Having trouble finding a word in multiple files
Peter Flynn
peter at silmaril.ie
Thu Jun 18 19:25:47 UTC 2020
On 18/06/2020 17:20, Chris Green wrote:
[...]
> But why do either? There are far better ways of doing it, e.g.:-
>
> They were playing //La Cantatrice Chauve// last night.
>
> It's easier to type, it's easier to read, it sort of tells you what's
> intended. ... and it's "machine readable".
I perhaps didn't explain enough. Yes, double slashes for italics is OK,
if all you want is italics. It's identical to <i>...</i>. But it falls
at the first fence if what you really need to know is that it's the
title of a play because that information simply isn't present.
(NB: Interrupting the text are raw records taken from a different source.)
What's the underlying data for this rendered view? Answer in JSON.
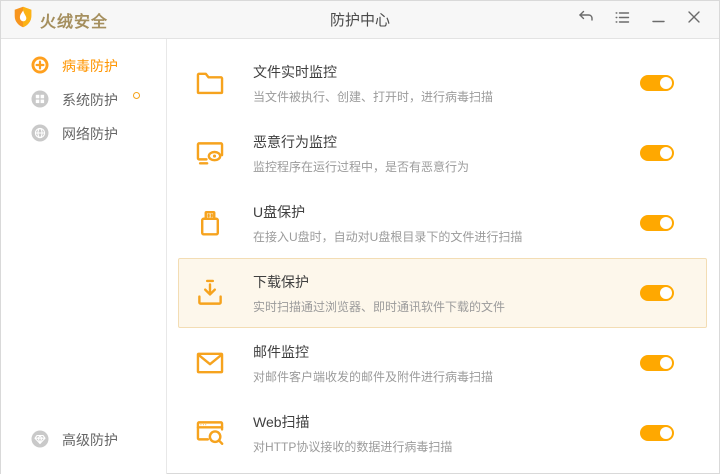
{
  "titlebar": {
    "logo_text": "火绒安全",
    "title": "防护中心",
    "controls": [
      {
        "name": "back",
        "icon": "undo-arrow-icon"
      },
      {
        "name": "menu",
        "icon": "menu-list-icon"
      },
      {
        "name": "minimize",
        "icon": "minimize-icon"
      },
      {
        "name": "close",
        "icon": "close-icon"
      }
    ]
  },
  "sidebar": {
    "items": [
      {
        "label": "病毒防护",
        "icon": "virus-cross-icon",
        "active": true,
        "badge": false
      },
      {
        "label": "系统防护",
        "icon": "system-windows-icon",
        "active": false,
        "badge": true
      },
      {
        "label": "网络防护",
        "icon": "network-globe-icon",
        "active": false,
        "badge": false
      }
    ],
    "bottom_item": {
      "label": "高级防护",
      "icon": "advanced-gem-icon"
    }
  },
  "protections": [
    {
      "icon": "folder-icon",
      "title": "文件实时监控",
      "desc": "当文件被执行、创建、打开时，进行病毒扫描",
      "enabled": true,
      "highlighted": false
    },
    {
      "icon": "behavior-monitor-icon",
      "title": "恶意行为监控",
      "desc": "监控程序在运行过程中，是否有恶意行为",
      "enabled": true,
      "highlighted": false
    },
    {
      "icon": "usb-drive-icon",
      "title": "U盘保护",
      "desc": "在接入U盘时，自动对U盘根目录下的文件进行扫描",
      "enabled": true,
      "highlighted": false
    },
    {
      "icon": "download-icon",
      "title": "下载保护",
      "desc": "实时扫描通过浏览器、即时通讯软件下载的文件",
      "enabled": true,
      "highlighted": true
    },
    {
      "icon": "mail-icon",
      "title": "邮件监控",
      "desc": "对邮件客户端收发的邮件及附件进行病毒扫描",
      "enabled": true,
      "highlighted": false
    },
    {
      "icon": "web-scan-icon",
      "title": "Web扫描",
      "desc": "对HTTP协议接收的数据进行病毒扫描",
      "enabled": true,
      "highlighted": false
    }
  ],
  "colors": {
    "accent": "#FFA800",
    "icon_orange": "#F6A31E",
    "active_text": "#FF9500",
    "highlight_bg": "#FDF7EB",
    "highlight_border": "#F3DDB4",
    "logo_text": "#A58F5E"
  }
}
These are
documents being stored for posterity: like a publisher's back catalog,
you should be able to come back to them in a century and still be able
to extract the information accurately because the method is documented,
and not dependent on anyone's ephemeral software.
Plus, documents use italics for lots of things (at least a dozen at the
last count). How is a machine supposed to distinguish between the title
of a play and a foreign phrase like //ad hoc// or even simple
//emphasis//. Not everyone even represents emphasis in italics any more:
many publications use bold nowadays, or a different colour.
> Why should we (weak beings) have to go through the convolutions of
> bracketing 'commands'
I hope no-one does (except Liam :-). You point and click. You don't see
anything except that the phrase suddenly becomes italicised. What
happens behind the scenes is more interesting, however.
> to tell the (mindlessly clever) machine what we mean when a bit more
> work on the machine's part will save our fingers and brains?
Absolutely. Within limits, we shouldn't have to. There are ways for
detecting user intent in editing interfaces: they just need to be
implemented. There's nothing to stop you writing a system which will
spawn a subtask when you type //La Cantatrice Chauve// and go off to see
if it's a known foreign phrase, the title of a work, or the name of a
genus and species, or any one of the other reasons for italics.
But most people believe all they want is italics, and that's fine too.